Professional Responsibility: One Marine’s Example

As I was driving home the evening of Memorial Day, I happened upon Terry Gross’ Fresh Air. She was interviewing former Marine Donovan Campbell. From the NPR site:

Campbell served three combat deployments, two in Iraq and one in Afghanistan. In Iraq, he commanded Joker One, a platoon of new Marines that he trained and transformed into a fighting unit. They were assigned to Ramadi, the capital of the Sunni-dominated Anbar province where they engaged in daily house-to-house combat with insurgents. Campbell has written a memoir about his experiences with the platoon called Joker One: A Marine Platoon’s Story of Courage, Leadership, and Brotherhood.

You can read the NY Times Book Review here.  Among other accolades, Campbell was awarded the Bronze Star with Valor. I can proudly declare that Donovan and I were high school classmates in Texas. Accordingly, I can personally attest that Donovan was then (and surely remains) a man of the highest integrity, in and outside the classroom, and on and off the sports field, where he excelled as a true scholar-athlete.

One episode from the angst-ridden days of high school illustrates Donovan’s character. I fondly recall that the spring semester senior year he gave up time from track-and-field and made a self-effacing foray into “my” realm of thespian endeavors, donning Musketeer garb as a commedia dell’arte palace guard in Carlo Gozzi’s Il Re Cervo (The King Stag) and standing ramrod-straight and bellowing “Sir, Yes, Sir!” USMC-boot-camp style.

At the cast party after the last performance, which would be my final show to stage-manage in high school, I choked up and felt some silly teenage tears flow. Donovan came by and shared with genuine fraternal care and without a shred of condescension, “Peter, it’s ok. I cried after our last football game.” Picture the scene: a modern Atlas and Texas-bred lineman, who had broken many weight-lifting records at school, while still graduating at the top of our highly competitive class, nonetheless (to use a popular phrase de jour), having the “empathy” to show his own feelings and console a weepy high school drama geek. At that moment, I felt like one of William Wallace’s clansmen in Braveheart.

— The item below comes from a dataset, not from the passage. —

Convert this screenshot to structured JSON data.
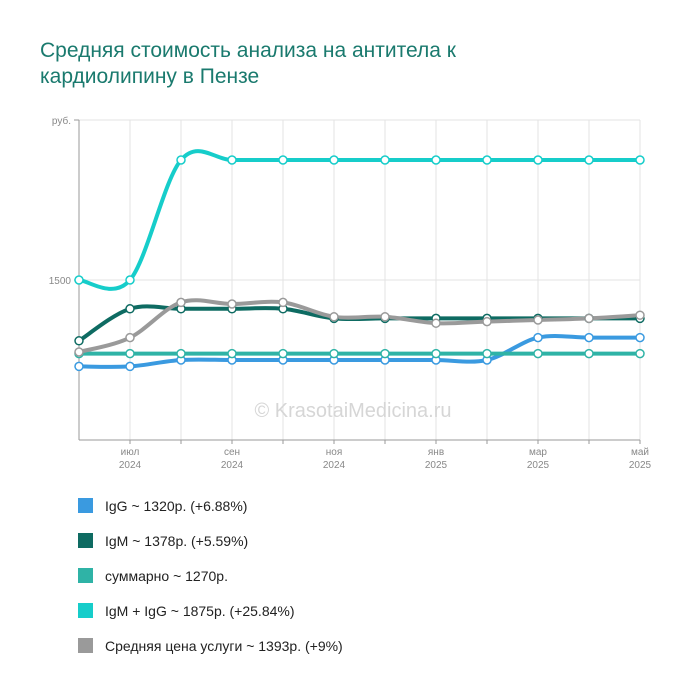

More seriously, I can also still remember during one Theology class Donovan offered, without any Pharisaic pretentiousness, a definition of integrity: “what you did when no one was watching.” Cf. Plato’s Ring of Gyges, perhaps?  As such, I was not at all surprised to hear Donovan comment on ethics, leadership, and his professional responsibility as a Marine lieutenant in a war zone, and now as a business leader in the marketplace. From the Harvard Business blog (with emphasis added) earlier this year:

Donovan Campbell is currently a Zone Sales Leader Designate working for Frito-Lay in Dallas, Texas. He returned to Frito in September from a year-long involuntary military recall, during which he helped Special Operations Command Central start its Tribal Engagement Initiative in Afghanistan. After four years as a Marine Corps infantry officer, intelligence officer, and sniper platoon commander, including two tours in Iraq, Campbell graduated from Harvard Business School.

In this time of the public “apologies,” spin, finger-pointing, and disingenuousness and cowardice from members of both parties, one selection from Donovan’s book (on which he commented on-air) particularly struck me:

Because of my decisions, one of my Marines had lost both of his legs. It may not have been my fault, but it was certainly my responsibility because everything that happened to my Marines was my responsibility. That’s one of the first things you learn as an officer, and if you’re a leader who’s any good at all, then as you go on you know that you always err on the side of taking too much responsibility until the weight crushes you, and then your men pick you up, and then you take still more responsibility until they need to pick you up again.

Upon reading these words, I recalled a March 2005 story on Campbell’s missions in Ramadi [see p. 10ff], in which one of Campbell’s squad leaders declared, “Most platoon commanders would have positioned themselves within the platoon…[b]ut Lt. Campbell is the kind of leader who wants to be there when the initial contact is made, so he leads from the front. He always says that if something is going to happen, he’d rather it happen to him than to his guys.” I can earnestly hope that Marines, such as my brother-in-law Pfc. J.H. Bascom, serve under such “servant-leaders,” as Campbell so termed his office in the NPR interview.

I also wonder what would happen in the worlds of law, business, politics (e.g., past and present administrations), organized religion (e.g., some US Catholic bishops), et cetera, if those in positions of authority erred on the side of taking more, rather than less, responsibility for the consequences of their decisions and actions, even when they are not personally at fault. I audaciously hope for more servant-leaders like Donovan.